Blackout - Massive Power Grid Failure



Image credit: M. A. Shea, Geophysics Directorate, Phillips Laboratory

Click on the image for a map showing equipment problems and failures during the March 1989 blackout.

The HydroQuebec Blackout of March 1989

On March 13, 1989, at 2:44 am, a transformer failure on one of the main power transmission lines in the HydroQuebec system precipitated a catastrophic collapse of the entire power grid. The string of events that produced the collapse took only 90 seconds from start to finish. There was no time for any meaningful intervention. The transformer failure was a direct consequence of ground induced currents from a space weather disturbance high in the atmosphere. 6 million people lost electrical power for 9 or more hours.

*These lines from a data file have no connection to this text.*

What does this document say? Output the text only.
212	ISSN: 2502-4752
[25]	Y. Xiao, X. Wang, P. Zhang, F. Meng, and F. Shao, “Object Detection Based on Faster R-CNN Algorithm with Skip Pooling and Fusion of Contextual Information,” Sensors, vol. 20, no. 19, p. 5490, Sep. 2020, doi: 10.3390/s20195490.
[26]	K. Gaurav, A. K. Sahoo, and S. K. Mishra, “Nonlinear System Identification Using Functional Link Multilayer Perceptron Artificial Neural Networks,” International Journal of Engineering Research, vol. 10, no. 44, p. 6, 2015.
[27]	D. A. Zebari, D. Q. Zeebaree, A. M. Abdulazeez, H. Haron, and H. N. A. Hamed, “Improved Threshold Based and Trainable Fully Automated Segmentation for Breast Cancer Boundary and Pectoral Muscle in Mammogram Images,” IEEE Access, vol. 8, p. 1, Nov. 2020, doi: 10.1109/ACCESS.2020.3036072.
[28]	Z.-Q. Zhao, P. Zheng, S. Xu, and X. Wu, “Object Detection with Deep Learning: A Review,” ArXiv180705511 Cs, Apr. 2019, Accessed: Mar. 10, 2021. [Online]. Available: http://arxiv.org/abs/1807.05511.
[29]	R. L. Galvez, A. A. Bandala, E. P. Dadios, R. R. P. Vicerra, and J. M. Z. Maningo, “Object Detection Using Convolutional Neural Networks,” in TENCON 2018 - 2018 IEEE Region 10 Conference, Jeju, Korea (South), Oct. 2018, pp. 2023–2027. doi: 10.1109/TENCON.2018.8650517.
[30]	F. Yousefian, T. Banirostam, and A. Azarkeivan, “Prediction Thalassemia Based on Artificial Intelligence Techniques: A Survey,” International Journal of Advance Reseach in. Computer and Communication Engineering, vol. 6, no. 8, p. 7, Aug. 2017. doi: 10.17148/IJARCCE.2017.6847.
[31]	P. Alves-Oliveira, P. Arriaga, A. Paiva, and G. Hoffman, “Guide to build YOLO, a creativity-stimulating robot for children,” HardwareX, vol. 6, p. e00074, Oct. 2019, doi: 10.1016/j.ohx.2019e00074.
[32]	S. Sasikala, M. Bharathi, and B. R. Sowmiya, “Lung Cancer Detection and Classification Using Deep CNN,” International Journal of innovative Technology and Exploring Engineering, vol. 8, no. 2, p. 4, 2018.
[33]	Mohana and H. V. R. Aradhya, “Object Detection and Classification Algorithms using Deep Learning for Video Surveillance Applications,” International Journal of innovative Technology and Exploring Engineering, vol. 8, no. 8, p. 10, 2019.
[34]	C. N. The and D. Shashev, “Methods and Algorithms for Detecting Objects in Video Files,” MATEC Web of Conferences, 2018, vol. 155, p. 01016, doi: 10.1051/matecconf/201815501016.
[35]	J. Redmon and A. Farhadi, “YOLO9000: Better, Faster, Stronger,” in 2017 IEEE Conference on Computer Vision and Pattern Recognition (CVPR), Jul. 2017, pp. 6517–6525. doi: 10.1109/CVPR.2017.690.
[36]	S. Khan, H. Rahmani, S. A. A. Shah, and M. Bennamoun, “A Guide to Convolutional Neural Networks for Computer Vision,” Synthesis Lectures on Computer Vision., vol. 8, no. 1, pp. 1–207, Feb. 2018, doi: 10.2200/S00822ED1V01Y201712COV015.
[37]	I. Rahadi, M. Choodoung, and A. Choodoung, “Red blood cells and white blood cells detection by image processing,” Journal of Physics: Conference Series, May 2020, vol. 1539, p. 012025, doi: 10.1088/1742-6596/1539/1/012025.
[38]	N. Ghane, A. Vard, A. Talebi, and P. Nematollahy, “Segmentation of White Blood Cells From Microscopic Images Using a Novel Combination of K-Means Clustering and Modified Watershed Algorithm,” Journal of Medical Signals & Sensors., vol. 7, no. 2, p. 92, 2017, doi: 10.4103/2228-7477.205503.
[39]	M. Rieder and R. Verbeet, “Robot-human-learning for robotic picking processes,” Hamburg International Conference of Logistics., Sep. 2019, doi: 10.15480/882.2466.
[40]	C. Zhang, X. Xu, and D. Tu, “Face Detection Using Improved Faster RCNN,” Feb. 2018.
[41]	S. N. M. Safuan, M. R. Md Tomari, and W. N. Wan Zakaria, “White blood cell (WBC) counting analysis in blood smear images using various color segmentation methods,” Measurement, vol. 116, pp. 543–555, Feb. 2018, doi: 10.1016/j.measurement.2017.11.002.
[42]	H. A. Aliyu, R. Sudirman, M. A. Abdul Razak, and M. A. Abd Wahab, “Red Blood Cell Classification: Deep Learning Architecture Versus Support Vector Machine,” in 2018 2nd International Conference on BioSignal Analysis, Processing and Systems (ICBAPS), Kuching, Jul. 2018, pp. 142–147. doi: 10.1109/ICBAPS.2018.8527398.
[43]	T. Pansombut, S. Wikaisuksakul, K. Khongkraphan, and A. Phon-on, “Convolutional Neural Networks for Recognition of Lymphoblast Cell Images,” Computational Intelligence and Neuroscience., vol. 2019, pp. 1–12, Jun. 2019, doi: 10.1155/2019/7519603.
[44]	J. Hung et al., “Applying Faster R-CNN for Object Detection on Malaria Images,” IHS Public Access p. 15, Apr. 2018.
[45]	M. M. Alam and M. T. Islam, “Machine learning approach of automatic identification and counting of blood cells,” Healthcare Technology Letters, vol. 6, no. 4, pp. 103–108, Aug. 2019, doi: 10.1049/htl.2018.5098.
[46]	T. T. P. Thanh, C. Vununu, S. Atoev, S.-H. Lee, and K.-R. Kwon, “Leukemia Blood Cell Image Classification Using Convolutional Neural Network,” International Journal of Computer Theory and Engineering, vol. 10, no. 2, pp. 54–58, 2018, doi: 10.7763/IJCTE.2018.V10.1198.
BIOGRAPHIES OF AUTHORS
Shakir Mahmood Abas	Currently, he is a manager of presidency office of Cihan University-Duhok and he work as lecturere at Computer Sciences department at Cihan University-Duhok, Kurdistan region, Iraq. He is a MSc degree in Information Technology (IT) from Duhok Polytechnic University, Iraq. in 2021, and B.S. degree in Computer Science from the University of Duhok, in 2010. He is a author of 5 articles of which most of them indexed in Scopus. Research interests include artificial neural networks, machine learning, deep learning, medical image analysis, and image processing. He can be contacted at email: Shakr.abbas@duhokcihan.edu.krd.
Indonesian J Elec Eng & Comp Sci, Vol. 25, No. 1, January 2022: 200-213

The space weather disturbance that produced this devastation was a great magnetic storm. Great magnetic storms are awesome disturbances in the near-Earth space environment that occur relatively rarely. The last five occurred in February 1986, March 1989, March 1991, November 1991 and May 1992. The frequency of large and great storms increases markedly as we enter the maximum in the solar activity cycle. The next predicted maximum is in the year 2000 (the last solar maximum was in 1989). Better warning of impending space weather events would allow power companies to take steps to reduce the load on sensitive circuits, delay maintenance and equipment replacement, prevent the development of large potential drops by selectively grounding sensitive devices and inteligently deal with systems designed to automatically protect the network during the duration of the event. This is the best way to prevent costly and dangerous black out situations triggered by space weather events.